Blanket expiration windows (state-by-state)
| State | Blanket cert valid for |
|---|---|
| California | Indefinite, until revoked |
| Florida | 1 year (Annual Resale Certificate — DR-13 reissued yearly) |
| New York | No expiration (Part 1 ST-120 blanket) |
| Texas | Indefinite |
| Illinois | Indefinite |
| Pennsylvania | Indefinite |
| Ohio | Indefinite |
| MTC Multijurisdiction | Varies by state accepting — typically 3 years |
If a state’s DOR doesn’t set a blanket cert expiration, best practice is to refresh every 3 years anyway — buyers’ permits change, businesses close, and a fresh signature is audit-defensible.
Which ResaleProof uses by default
ResaleProof’s portal treats every submission as a blanket certificate for the cert’s state.
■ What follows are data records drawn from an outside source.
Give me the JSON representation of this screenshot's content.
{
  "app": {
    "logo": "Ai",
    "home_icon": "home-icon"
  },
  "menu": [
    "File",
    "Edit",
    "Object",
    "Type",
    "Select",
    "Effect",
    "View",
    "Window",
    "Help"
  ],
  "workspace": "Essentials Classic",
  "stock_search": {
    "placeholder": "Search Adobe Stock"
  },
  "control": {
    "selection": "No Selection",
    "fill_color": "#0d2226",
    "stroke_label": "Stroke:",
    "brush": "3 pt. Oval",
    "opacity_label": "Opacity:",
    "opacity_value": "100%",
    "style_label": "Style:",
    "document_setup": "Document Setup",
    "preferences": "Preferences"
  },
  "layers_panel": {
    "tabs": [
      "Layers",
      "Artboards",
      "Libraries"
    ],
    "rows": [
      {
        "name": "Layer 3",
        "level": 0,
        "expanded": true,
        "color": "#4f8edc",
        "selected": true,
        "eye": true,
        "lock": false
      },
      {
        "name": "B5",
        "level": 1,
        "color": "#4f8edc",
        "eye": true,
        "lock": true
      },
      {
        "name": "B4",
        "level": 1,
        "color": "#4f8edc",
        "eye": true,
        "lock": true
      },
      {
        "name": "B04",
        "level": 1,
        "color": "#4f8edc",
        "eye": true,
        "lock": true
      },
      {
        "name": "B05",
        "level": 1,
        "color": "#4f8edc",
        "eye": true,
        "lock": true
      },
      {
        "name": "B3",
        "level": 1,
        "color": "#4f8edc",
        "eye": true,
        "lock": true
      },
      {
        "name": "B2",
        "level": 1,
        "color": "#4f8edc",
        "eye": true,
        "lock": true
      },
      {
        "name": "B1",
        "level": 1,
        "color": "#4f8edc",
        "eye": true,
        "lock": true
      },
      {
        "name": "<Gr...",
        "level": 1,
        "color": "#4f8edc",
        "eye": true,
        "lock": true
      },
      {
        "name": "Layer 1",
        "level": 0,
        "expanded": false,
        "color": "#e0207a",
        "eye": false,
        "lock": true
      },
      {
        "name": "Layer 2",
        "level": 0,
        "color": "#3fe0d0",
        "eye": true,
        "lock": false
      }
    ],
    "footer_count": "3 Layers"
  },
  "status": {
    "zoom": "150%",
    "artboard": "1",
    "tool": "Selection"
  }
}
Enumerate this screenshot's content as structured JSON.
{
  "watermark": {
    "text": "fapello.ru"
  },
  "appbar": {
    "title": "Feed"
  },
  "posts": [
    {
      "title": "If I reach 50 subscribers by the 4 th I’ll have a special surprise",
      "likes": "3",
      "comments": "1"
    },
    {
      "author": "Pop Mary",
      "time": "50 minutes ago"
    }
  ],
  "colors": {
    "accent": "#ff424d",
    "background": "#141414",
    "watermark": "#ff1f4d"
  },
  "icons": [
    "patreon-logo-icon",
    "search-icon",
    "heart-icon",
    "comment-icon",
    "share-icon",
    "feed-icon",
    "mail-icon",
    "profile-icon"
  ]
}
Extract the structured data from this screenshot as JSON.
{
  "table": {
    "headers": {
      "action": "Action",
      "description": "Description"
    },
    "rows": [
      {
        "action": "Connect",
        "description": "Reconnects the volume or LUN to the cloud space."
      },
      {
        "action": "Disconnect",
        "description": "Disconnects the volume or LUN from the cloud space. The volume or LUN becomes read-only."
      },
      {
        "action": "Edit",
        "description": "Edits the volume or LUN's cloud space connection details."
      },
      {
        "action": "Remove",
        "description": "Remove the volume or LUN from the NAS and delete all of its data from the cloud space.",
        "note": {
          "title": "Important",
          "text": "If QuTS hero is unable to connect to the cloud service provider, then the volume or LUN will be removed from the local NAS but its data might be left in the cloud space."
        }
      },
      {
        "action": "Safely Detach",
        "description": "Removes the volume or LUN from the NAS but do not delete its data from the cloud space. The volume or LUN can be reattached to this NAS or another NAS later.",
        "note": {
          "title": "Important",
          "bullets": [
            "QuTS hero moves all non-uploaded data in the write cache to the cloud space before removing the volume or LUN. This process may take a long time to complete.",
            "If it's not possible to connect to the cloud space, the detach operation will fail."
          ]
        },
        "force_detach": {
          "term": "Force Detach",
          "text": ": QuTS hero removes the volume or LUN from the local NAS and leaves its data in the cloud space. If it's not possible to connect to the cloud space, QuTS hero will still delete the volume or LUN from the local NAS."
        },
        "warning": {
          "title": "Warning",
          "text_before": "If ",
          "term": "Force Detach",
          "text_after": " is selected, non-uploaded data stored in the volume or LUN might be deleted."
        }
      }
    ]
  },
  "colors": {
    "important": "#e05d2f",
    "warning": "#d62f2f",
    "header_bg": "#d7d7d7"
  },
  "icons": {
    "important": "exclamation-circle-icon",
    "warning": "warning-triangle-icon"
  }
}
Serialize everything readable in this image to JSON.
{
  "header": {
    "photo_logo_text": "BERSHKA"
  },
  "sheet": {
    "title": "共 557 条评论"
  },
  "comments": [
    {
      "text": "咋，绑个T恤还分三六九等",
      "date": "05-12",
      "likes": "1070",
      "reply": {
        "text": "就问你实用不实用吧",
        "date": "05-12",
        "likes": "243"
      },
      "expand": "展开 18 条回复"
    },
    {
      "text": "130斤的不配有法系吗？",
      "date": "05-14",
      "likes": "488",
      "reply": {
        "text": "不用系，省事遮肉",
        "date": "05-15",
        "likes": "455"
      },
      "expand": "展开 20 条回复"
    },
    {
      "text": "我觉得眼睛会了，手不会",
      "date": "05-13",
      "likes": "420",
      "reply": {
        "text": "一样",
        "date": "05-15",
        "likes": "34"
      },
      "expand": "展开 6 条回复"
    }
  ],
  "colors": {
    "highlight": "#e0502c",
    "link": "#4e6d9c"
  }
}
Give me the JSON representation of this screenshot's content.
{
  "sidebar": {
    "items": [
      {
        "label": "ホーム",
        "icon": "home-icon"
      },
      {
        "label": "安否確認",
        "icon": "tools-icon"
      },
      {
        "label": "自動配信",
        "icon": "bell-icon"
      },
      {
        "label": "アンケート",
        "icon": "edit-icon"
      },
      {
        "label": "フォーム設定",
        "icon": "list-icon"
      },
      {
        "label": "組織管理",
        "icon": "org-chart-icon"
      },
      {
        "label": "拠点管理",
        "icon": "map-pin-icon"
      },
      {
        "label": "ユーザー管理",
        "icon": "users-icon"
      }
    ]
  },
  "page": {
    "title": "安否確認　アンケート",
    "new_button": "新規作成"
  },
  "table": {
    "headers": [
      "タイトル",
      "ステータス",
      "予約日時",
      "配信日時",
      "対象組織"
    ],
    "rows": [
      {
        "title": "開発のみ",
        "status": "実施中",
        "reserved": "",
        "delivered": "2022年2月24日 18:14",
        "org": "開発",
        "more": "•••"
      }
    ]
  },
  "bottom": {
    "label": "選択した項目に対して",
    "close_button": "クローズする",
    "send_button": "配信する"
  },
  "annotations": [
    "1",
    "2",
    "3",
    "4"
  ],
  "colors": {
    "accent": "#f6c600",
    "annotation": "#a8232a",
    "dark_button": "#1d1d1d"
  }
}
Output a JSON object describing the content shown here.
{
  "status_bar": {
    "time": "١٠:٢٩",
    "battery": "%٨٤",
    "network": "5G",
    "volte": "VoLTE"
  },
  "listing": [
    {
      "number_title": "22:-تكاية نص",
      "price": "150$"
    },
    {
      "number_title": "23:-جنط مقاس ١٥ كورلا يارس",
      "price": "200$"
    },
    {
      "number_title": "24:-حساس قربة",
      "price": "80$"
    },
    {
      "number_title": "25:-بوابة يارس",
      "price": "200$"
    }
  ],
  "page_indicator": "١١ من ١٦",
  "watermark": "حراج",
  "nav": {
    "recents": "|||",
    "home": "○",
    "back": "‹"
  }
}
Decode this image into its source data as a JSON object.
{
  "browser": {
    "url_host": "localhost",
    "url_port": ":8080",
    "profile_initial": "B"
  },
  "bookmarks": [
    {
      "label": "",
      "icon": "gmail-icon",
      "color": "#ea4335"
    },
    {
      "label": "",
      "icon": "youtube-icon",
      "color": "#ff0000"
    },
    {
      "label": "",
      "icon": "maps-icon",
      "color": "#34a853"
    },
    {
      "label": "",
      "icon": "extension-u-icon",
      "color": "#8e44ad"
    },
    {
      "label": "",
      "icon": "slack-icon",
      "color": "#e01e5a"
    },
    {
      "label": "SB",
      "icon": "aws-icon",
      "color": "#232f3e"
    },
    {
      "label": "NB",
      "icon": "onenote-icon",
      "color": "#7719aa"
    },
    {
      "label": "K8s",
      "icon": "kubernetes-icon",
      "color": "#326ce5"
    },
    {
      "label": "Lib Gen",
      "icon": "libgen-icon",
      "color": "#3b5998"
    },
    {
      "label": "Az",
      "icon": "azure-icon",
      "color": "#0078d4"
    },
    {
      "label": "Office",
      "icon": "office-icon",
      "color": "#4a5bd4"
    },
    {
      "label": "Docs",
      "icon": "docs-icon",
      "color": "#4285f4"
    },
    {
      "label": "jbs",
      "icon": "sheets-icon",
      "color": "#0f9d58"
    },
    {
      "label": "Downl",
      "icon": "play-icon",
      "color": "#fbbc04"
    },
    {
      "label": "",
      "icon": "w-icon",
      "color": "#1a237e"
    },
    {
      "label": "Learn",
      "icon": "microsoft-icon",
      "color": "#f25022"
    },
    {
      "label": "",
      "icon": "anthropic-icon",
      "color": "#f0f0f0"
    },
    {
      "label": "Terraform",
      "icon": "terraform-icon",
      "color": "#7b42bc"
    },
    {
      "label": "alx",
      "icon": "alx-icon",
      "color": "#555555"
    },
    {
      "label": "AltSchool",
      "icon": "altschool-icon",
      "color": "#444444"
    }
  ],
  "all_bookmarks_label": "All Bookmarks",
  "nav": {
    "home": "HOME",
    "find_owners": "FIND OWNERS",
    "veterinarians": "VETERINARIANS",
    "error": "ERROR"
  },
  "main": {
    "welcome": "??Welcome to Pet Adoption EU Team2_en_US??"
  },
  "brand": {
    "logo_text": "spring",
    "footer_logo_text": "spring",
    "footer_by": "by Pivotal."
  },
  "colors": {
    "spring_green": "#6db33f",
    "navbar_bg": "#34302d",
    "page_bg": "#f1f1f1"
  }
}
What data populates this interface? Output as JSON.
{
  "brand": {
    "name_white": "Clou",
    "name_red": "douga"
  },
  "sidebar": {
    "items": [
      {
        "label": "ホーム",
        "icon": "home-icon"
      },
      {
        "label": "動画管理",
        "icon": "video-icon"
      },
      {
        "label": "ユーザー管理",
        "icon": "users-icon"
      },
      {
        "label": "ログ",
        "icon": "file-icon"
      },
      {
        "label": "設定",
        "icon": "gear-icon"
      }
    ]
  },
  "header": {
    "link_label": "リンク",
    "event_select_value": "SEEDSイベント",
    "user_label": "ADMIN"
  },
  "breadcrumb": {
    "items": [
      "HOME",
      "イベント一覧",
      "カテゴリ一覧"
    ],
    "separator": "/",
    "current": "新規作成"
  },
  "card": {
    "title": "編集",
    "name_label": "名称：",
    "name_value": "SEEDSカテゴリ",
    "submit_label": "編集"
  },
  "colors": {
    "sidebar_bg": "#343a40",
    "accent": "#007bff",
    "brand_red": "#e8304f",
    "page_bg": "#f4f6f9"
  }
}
We store an optional expiration_date per cert so state-specific rules (Florida’s DR-13 annual refresh, your own 3-year refresh policy) are enforced automatically.
- 60/30/7 day reminders go to the customer before expiration.
- On expiration day, Shopify’s
customerRemoveTaxExemptionsmutation fires — tax is charged again at checkout. - The customer can submit a renewal through the portal’s deep-link (one-click from the reminder email).
Single-purchase cert path (e.g., NY ST-120 Part 2) is deferred to a later release. If you need per-transaction exemptions for a specific buyer, currently you’d handle those outside ResaleProof — PM us if this is a blocker and we’ll sequence it.